A titre d’exemple, Sébastien Cauet a été mis en retrait de l’antenne de NRJ après sa mise en examen pour viols et agressions sexuelles sur cinq femmes différentes (dont trois étaient mineures au moment des faits). Puis NRJ a décidé de mettre fin à sa collaboration avec l’accusé. L'animateur a alors attaqué la station pour réintégrer l'antenne, puis pour obtenir une indemnité de 4,5 millions d'euros d'indemnités au titre de la résiliation de son contrat. Comme le Tribunal de commerce en première instance, la Cour d'appel de Paris a donné raison à NRJ et débouté Sébastien Cauet de ses demandes. Ceci concernait les aspects contractuels avec NRJ. Quant à la procédure pénale, engagée par ses victimes, elle est toujours en cours.
La présomption de culpabilité existe en droit
Si nous ne remettons pas en cause la notion de présomption d’innocence, nous nous interrogeons sur son application dans certains cas précis de viols sériels. Comment le célèbre journaliste PPDA peut-il encore être présumé innocent avec 28 plaintes dont 15 pour viols ?
De rares infractions, comme le proxénétisme, échappent à ce principe de présomption d’innocence. On parle alors de présomption de culpabilité. MeTooMedia serait favorable à ouvrir le débat pour proposer d’user de cette notion pour les agresseurs et violeurs sériels (PPDA, Gérard Miller, Spleen, Gérard Depardieu, Stéphane Plaza, Gaël Darchen...).

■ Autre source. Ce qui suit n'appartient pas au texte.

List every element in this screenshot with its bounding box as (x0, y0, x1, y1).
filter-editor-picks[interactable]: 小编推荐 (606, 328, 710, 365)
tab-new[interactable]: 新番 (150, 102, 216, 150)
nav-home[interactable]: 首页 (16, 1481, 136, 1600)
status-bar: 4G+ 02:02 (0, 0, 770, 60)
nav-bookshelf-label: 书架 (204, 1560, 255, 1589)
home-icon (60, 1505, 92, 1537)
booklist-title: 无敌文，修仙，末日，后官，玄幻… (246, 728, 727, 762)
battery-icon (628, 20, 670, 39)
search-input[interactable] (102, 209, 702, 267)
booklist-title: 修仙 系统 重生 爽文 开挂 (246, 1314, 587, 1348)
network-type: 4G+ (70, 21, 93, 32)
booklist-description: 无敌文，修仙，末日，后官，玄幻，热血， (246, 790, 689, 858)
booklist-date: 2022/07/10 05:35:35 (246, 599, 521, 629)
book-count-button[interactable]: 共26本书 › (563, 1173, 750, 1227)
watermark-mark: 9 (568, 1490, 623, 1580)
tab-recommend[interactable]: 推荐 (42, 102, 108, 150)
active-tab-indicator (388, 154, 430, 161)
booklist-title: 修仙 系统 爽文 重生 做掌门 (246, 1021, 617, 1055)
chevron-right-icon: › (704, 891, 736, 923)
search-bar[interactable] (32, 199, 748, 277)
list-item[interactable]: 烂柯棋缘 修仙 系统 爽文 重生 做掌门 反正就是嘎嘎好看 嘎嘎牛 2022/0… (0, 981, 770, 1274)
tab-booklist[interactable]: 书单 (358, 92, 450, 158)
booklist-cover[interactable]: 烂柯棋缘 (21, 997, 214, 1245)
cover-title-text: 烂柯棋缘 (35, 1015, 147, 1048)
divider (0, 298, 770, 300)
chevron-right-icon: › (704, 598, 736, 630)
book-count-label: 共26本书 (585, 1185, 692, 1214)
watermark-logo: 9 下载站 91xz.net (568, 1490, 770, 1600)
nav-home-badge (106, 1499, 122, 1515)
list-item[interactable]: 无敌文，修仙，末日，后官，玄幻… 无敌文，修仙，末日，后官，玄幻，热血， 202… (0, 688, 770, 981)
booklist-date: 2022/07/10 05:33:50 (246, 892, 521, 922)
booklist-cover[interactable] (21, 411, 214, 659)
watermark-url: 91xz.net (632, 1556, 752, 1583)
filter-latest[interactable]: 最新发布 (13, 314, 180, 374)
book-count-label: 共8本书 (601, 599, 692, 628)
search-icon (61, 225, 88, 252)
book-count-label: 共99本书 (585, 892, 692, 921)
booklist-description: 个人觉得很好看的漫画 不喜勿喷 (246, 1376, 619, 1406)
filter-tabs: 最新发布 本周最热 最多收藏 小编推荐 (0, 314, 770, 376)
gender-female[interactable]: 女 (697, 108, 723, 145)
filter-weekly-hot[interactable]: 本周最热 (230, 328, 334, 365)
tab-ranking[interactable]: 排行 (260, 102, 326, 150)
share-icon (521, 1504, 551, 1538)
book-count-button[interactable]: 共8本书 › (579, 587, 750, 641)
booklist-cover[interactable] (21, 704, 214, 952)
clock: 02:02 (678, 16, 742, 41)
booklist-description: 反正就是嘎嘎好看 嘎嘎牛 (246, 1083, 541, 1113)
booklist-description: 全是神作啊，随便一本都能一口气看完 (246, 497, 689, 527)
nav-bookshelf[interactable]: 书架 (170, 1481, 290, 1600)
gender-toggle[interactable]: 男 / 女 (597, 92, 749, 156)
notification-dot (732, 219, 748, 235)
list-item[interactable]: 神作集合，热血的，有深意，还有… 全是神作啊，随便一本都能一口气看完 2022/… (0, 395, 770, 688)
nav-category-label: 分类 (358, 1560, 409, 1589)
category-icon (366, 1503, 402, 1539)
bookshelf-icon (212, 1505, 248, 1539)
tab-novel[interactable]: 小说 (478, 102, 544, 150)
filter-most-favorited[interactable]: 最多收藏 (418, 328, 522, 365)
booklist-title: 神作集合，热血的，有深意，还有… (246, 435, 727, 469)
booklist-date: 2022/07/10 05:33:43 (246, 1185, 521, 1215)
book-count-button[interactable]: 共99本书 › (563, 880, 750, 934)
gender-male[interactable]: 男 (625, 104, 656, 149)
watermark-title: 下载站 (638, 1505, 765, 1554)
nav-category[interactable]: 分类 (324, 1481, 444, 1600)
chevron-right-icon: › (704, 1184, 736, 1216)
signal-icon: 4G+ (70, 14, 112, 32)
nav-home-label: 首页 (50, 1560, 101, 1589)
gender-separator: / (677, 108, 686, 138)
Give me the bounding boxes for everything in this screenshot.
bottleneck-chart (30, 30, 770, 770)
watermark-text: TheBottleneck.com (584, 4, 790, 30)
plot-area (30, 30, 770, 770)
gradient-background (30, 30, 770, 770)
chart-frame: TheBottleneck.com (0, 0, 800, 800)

Le risque d’erreur est partagé
L’appareil judiciaire applique le risque de l’erreur avec la notion juridique du bénéfice du doute qui profite uniquement à l’accusé. Les violences sexuelles sont souvent difficiles à prouver, de sorte que si les faits ne peuvent être établis avec suffisamment de certitude, l’affaire ne sera pas envoyée aux assises ou simplement pas jugée et classée sans suite. S’il s’agit d’un violeur, il pourra récidiver et traumatiser d’autres femmes ou hommes ou enfants. Ainsi le risque pris en faveur du prévenu peut peser sur la vie de nombreuses personnes.
Si le risque d’erreur par le mouvement Metoo existe également, il est minime en raison de l’exposition publique de la victime, du coût, de la longueur et de l’incertitude de la procédure, combiné à la faible indemnisation (en moyenne de 11 000€ qui peinent à couvrir les frais médicaux et de justice). Dans le cas d’une accusation abusive, le préjudice pour l’accusé consiste en une réputation ternie. Convenons que ce préjudice est moins dommageable que de voir un prévenu poursuivre des viols et allonger sa liste de victimes, risque pourtant pris par la justice.